In some embodiments, the thermal mass 504 may be placed within the
infiltration chamber 312 atop and in direct contact with the metal
blank 202. In other embodiments, the thermal mass 504 may form an
integral part or extension of the metal blank 202. In such
embodiments, the metal blank 202 and the thermal mass 504 may be
made of the same material or otherwise coupled (e.g., welded,
brazed, mechanically fastened, etc.) to form a monolithic component
part of the assembly 500a,b.
The thermal mass 504 may exhibit a variety of shapes, sizes,
thicknesses (i.e., depths), configurations, etc., without departing
from the scope of the disclosure.
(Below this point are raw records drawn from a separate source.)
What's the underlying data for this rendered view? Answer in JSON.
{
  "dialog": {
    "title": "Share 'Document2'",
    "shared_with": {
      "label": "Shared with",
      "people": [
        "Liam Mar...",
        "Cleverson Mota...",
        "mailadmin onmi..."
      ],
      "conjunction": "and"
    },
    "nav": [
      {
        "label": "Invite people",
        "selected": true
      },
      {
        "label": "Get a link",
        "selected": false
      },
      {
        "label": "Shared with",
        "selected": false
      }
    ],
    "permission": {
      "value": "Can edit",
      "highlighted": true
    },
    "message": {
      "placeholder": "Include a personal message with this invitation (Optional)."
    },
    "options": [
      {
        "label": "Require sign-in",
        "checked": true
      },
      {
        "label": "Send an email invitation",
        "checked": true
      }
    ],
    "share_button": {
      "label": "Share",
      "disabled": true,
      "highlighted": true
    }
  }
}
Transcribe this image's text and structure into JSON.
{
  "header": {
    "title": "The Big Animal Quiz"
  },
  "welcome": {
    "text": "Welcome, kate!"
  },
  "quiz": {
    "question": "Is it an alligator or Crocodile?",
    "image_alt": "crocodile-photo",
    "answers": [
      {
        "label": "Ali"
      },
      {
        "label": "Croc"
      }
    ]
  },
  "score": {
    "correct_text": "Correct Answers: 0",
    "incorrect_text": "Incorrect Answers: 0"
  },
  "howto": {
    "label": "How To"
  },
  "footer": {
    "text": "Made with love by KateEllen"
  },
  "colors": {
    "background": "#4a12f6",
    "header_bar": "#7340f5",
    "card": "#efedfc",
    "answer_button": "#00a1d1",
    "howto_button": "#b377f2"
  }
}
In FIG. 5A, for example, the
thermal mass 504 is depicted as an annular ring that extends around
the central displacement 316. The annular ring may comprise a solid
ring or consist of two or more arcuate segments. Similar to the
metal blank 202, the annular thermal mass 504 in FIG. 5A may
exhibit an inside diameter that is greater than the outside
diameter 322 (FIG. 3) of the central displacement 316, thereby
allowing the thermal mass 504 to be arranged about the outer
periphery of the central displacement 316. Gaps 505 defined between
the thermal mass 504 and the central displacement 316, and between
the thermal mass 504 and the inner wall of the funnel 306, may
allow the binder material 324 (FIG. 3) to flow around the thermal
mass 504 during the infiltration process.
It should be noted that, while only one thermal mass 504 in the
form of an annular ring is depicted in FIG. 5A, it is contemplated
herein to use more than one annular ring where two or more thermal
masses 504 are stacked atop one another in the form of annular
rings. In some embodiments, the materials of each annular ring may
be the same or different, without departing from the scope of the
disclosure.
In FIG. 5B, the height of the central displacement 316 is reduced
to accommodate a disk-shaped thermal mass 504. In such embodiments,
the disk-shaped thermal mass 504 may be positioned within the
infiltration chamber 312 such that it extends over the central
displacement 316 and may be in contact with one or both of the
central displacement 316 and the metal blank 202. As with the
thermal mass 504 in FIG. 5A, the disk-shaped thermal mass 504 may
comprise a solid disk structure or may otherwise consist of two or
more segments or sections. In some embodiments, one or more flow
conduits 506 (one shown) may be defined through the thermal mass
504 to enable the binder material 324 (FIG. 3) to flow through the
thermal mass 504.
Referring now to FIGS. 6A and 6B, illustrated are partial
cross-sectional side views of additional exemplary mold assemblies
600 used to fabricate the infiltrated downhole tool 502, according
to one or more embodiments. More particularly, FIG. 6A depicts a
third mold assembly 600a and FIG. 6B depicts a fourth mold assembly
600b. Similar to the mold assemblies 500a,b of FIGS. 5A-5B, the
mold assemblies 600a,b may be similar in some respects to the mold
assembly 300 of FIG. 3. As illustrated, the mold assemblies 600a,b
may each include one or more of the mold 302, the funnel 306, and
the binder bowl 308, but could alternatively also include the cap
310 (FIG. 3) and the gauge ring 304 (FIG. 3), without departing
from the scope of the disclosure. Each mold assembly 600a,b may
further include the metal blank 202, the central displacement 316,
and one or more consolidated sand legs 314b (one shown).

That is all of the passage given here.